MIKHAEL SUBOTZKY
9. Juni 2010 | Von admin | Kategorie: Fotografie
Südafrika – Fernsehen, Druckmedien und Netz präparieren die Konsumenten für das Spektakel um die »flatternde« Kunststoffkugel von adidas: Sondersendungen, Themenseiten, Themenabende, Diskussionsrunden, Spielfilme richten den Fokus auf das einstige Apartheid-Regime, das vor 16 Jahren für erledigt erklärt wurde. Der unterschwellig drohende Ton der Berichterstatter ist kaum zu überhören: Südafrika ist landschaftlich fantastisch. In den Großstädten wie Kapstadt und Johannesburg kann es aber für Touristen sehr gefährlich werden. Auf der nach oben offenen Richterskala soll Johannesburg die Welthauptstadt der Kriminalität, von Mord und Todschlag sein. Ein düsteres Prädikat. Der deutschen Elf wird von einem englischen Kommentator empfohlen, auf dem Hotelgelände schusssichere Westen zu tragen. Solche Bedenken, Prognosen, Prädikate und Vorhersagen produzieren Aufmerksamkeit und Unsicherheit. Darin schwingt die Skepsis, ob der staatlich verordnete Rassismus tatsächlich zu den Akten gelegt wurde, die Einwohner sich nun fröhlich in den Armen liegen, als wäre die Apartheid für sie nur ein böser Traum gewesen - oder ob die Apartheid weiter existiert.
Südafrikanische Fotografen zeichnen schon lange ein Bild hinter den PR-Kulissen. Guy Tillims »Jo’burg« ist zu nennen. Pieter Hugo vielleicht, weil er sich eher mit afrikanischer Archaik beschäftigt. Roger Ballens humoristisch inszenierte auf Buren-Porträts. Neben dem Mittfünfziger Tillim ist für mich Mikhael Subotzky, Jahrgang 1981, der auffälligste Dokumentarist des in Südafrika weiterhin existierenden Rassismus.
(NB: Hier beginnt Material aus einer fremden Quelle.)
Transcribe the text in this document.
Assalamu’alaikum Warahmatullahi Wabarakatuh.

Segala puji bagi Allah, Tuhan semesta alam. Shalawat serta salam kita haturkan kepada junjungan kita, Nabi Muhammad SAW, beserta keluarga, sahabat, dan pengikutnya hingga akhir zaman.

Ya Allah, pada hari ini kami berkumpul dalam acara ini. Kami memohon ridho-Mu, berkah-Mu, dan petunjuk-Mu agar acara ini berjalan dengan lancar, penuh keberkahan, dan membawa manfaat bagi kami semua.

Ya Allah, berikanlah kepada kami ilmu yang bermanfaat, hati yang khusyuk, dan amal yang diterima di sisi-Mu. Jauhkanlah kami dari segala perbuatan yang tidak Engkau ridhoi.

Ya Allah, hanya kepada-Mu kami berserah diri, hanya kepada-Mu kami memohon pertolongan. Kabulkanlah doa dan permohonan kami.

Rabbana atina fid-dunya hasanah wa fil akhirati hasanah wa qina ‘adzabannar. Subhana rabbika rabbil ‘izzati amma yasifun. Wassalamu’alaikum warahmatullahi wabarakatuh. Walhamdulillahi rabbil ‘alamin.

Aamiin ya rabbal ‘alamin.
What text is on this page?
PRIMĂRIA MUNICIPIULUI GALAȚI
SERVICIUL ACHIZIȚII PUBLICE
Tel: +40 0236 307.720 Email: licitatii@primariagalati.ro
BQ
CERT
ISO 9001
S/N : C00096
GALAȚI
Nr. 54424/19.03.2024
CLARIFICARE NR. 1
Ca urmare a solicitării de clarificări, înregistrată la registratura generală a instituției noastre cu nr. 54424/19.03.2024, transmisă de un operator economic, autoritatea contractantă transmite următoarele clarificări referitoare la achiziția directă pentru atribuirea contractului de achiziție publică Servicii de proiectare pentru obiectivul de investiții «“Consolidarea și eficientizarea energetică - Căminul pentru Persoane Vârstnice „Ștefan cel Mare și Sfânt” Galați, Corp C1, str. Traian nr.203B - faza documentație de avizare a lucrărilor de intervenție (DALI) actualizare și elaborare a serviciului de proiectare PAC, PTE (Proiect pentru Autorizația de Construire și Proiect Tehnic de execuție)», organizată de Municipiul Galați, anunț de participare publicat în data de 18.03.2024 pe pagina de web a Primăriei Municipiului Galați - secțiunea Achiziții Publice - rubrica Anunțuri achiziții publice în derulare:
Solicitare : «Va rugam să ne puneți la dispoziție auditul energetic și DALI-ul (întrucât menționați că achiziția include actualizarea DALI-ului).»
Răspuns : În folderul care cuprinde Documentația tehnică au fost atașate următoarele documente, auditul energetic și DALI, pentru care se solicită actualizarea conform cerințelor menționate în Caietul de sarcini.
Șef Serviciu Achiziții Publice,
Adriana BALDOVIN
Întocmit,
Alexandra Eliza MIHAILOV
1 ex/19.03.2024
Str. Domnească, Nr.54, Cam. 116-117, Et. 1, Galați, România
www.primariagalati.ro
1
Doch leider ist die Arbeit des gebürtigen Kapstädters noch zu wenig bekannt, als dass er in einem Atemzug mit Guy Tillim oder Pieter Hugo genannt werden könnte.
Erkennbar ist das für mich, dass auf der Homepage des geschätzten Buchhändlers Markus Schaden als einziger Publikationsverweis auf Subotzky der Ausstellungskatalog »Zeitgenössische Fotokunst aus Südafrika« (Edition Braus, 2007) des Neuen Berliner Kunstvereins eine Erwähnung findet. Dabei zeigt Subotzky in der Publikation »Beaufort West«, 2008 bei Chris Boot Ltd erschienen: Das südafrikanische Trauma der Apartheid ist weiterhin existent: Er zeigt dies an vor allem in seinen intensiven Gefängnisaufnahmen. Im kollektiven Gedächtnis des Landes widerspiegelt sich die menschenverachtende Geschichte des Landes im Bild der abgeschotteten Gefängnisse.
Inspiriert von David Goldblatts »In Boksburg« (1982) richtete Subotzky sein Interesse auf die Kleinstadt Beaufort West, wo nach seiner Einschätzung die ökonomischen und sozialen Probleme Südafrikas exemplarisch zum Ausdruck kommen. Im Zentrum der Kleinstadt steht das Gefängnis - umgeben von einem Kreisverkehr. Ringsherum stehen als trostlose Bürgerhäuser getarnte Legobauten. Abseits davon und in die staubige Landschaft gesetzte Armenquartiere.
Subotzky zeigt in lichtgedämpften Bilden leere Suffgesichter, Kriminalität, Gefangene, marginalisierte Schwarze, die auf Müllhalden nach verwertbaren Resten suchen, weiße Farmer hoch zu Ross. Ein trostloses Bild von Südafrika, das den Rummel um die Fußball-WM leise kontrastiert.
2007 wurden Mikhael Subotzky und Jakob Aue Sobol (»I, Tokyo«) von der Fotoagentur MAGNUM aufgenommen.
Das Museum Goch am Niederrhein zeigt in der aktuellen Ausstellung »South African Photography / Südafrikanische Photografie 1950-2010 / Apartheid - Struggle – Democracy« neben anderen Fotografen auch die sozialdokumentarische Positionen des Kapstädter MAGNUM-Nominee.